It’s more important than I thought.
Maybe not yoga, per se… I know it’s not everyone’s cup of tea. (It’s not mine.) But I think the idea of really stretching out when you run a lot, and working on your strength, balance, and flexibility – all that good stuff yoga does for you – is an important component of running.
Earlier in my 52 in 52 adventure, when I was in my hiatus months, I visited the gym at least three times a week (in addition to my half-marathoning weekends).
Part of that was yoga classes. I never thought much of it. “Oh, it’s just yoga. It’s not all that super tiring.
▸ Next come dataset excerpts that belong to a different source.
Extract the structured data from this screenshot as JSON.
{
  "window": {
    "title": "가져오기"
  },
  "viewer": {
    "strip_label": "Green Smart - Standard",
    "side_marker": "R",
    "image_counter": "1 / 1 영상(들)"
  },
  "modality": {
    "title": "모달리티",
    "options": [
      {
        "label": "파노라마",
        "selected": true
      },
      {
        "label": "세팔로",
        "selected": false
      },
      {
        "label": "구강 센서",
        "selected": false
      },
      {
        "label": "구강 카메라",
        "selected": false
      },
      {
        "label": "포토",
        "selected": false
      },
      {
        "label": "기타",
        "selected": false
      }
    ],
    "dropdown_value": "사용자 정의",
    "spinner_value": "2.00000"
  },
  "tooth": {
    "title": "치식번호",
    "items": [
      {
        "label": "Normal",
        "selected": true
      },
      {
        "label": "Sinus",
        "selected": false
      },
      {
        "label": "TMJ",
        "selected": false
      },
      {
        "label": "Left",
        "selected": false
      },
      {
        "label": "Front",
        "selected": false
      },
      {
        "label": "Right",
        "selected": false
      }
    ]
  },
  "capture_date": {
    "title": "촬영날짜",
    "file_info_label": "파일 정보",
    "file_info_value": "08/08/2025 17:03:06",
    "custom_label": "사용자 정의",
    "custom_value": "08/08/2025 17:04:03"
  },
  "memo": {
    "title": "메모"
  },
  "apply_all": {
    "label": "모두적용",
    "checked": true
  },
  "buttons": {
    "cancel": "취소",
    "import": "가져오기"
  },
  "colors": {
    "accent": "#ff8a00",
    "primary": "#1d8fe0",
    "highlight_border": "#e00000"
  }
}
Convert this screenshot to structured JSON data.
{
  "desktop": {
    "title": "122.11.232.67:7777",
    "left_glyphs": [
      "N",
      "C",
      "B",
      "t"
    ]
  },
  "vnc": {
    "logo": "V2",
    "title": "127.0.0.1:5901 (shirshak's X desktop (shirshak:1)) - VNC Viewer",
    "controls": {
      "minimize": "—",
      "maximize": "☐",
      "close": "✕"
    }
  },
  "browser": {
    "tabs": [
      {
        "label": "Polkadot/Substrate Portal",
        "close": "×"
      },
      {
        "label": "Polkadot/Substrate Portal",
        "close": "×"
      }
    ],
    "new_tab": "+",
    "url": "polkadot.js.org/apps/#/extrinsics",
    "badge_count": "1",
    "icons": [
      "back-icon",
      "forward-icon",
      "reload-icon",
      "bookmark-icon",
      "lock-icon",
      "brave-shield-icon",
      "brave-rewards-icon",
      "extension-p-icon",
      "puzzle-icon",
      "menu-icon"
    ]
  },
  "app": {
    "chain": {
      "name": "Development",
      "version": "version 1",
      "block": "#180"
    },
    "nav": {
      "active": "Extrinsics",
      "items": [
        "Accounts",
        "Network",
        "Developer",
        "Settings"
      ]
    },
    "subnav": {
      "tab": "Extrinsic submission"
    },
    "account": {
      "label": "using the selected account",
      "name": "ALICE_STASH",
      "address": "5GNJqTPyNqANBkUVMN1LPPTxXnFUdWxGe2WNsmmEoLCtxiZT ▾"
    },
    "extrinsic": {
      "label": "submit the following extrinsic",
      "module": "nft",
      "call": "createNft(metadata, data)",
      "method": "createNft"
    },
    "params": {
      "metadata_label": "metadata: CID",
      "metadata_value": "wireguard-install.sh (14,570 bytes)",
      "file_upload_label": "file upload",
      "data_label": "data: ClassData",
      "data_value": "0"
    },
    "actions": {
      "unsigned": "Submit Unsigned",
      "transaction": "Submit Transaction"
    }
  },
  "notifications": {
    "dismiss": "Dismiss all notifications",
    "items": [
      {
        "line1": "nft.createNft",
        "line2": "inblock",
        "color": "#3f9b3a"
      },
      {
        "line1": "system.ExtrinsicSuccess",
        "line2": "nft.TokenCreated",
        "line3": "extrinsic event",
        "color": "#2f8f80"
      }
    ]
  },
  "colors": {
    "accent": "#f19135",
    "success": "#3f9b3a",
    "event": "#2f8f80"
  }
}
I’m not all that super good at it. I’d probably be about the same with or without it.”
I didn’t think any of the little things I was going were having any sort of profound impact on my life or my body, because you know, they were little things (such as an hour or two of yoga in a week that contains 168 hours).
Little things actually mattered. I haven’t gone to yoga in probably at least two months, maybe even more. As I said, I’ve never really loved it, but I did it because I figured it probably helped balance out all the running. Now that I’m not doing it, I can tell you with certainty, it did.
My hips don’t lie. (Yeah, 2006 reference. I’m up on the trends.) And they are getting heavier. I’ve gained a little weight (not a ton, but a bit). I didn’t do a single half marathon last month. I drove myself crazy in classes four nights a week, and spent a lot of time living in my head (and sitting at a desk, and sitting on a bus, – not running a lot on a treadmill).
My hips are also tighter. My body is begging me to take care of it. When I do, my life is better – not because I look better, it’s because it just feels better. That’s the deal with biology… (There’s that “biology” catchphrase of mine again. I’m thinking if I remind you that it’s my catchphrase, it won’t sound as though I’m being a jerk when I say the word “biology” in the context of hying up exercise.)
During this past half marathon, my body was tired. (Now, even though I am saying that I think missing out on yoga (and to some degree cycling and other exercise I used to do during the week) is a big culprit in the struggle of that half marathon, I’m sure it didn’t help that I was coming straight off of a night of basically no sleep, and an extremely long bus ride.)
In that race, all I was able to do was walk the whole thing – which is is special brand of torture. When I run (even if it is my kind of slow jog-running), I feel amazing. My head feels clearer. I feel like I’m flying. Life is beautiful.
When I walk a whole bunch of miles alone, it takes a long time, and all I hear is chatter, chatter, chatter in my head of what I want to do, what I need to do, what I should be doing, and all that life stuff.
I’m not poo-pooing walking. Some people love it. More power to them. But I need to be building up to more running, not tearing down to less. Running is absolutely one of my greatest joys in life. I’m sure I’ll still be walking a lot with so very many half marathons to the end of the year – especially with so many double weekends coming up and such. But I will fit jogging in somewhere – even if not in the races, at nights at the gym, or sometime, somewhere.
It’s not impossible to carve out time in my life for yoga. So, I will. It helped more than I thought, and I’m bringing it back!
I suppose my point in all of this rambling to you or me or whoever can use it is that sometimes when you’re not making humongous changes, you may think that you’re not really doing anything. But that doesn’t mean stop what you’re doing! Small changes can make big differences.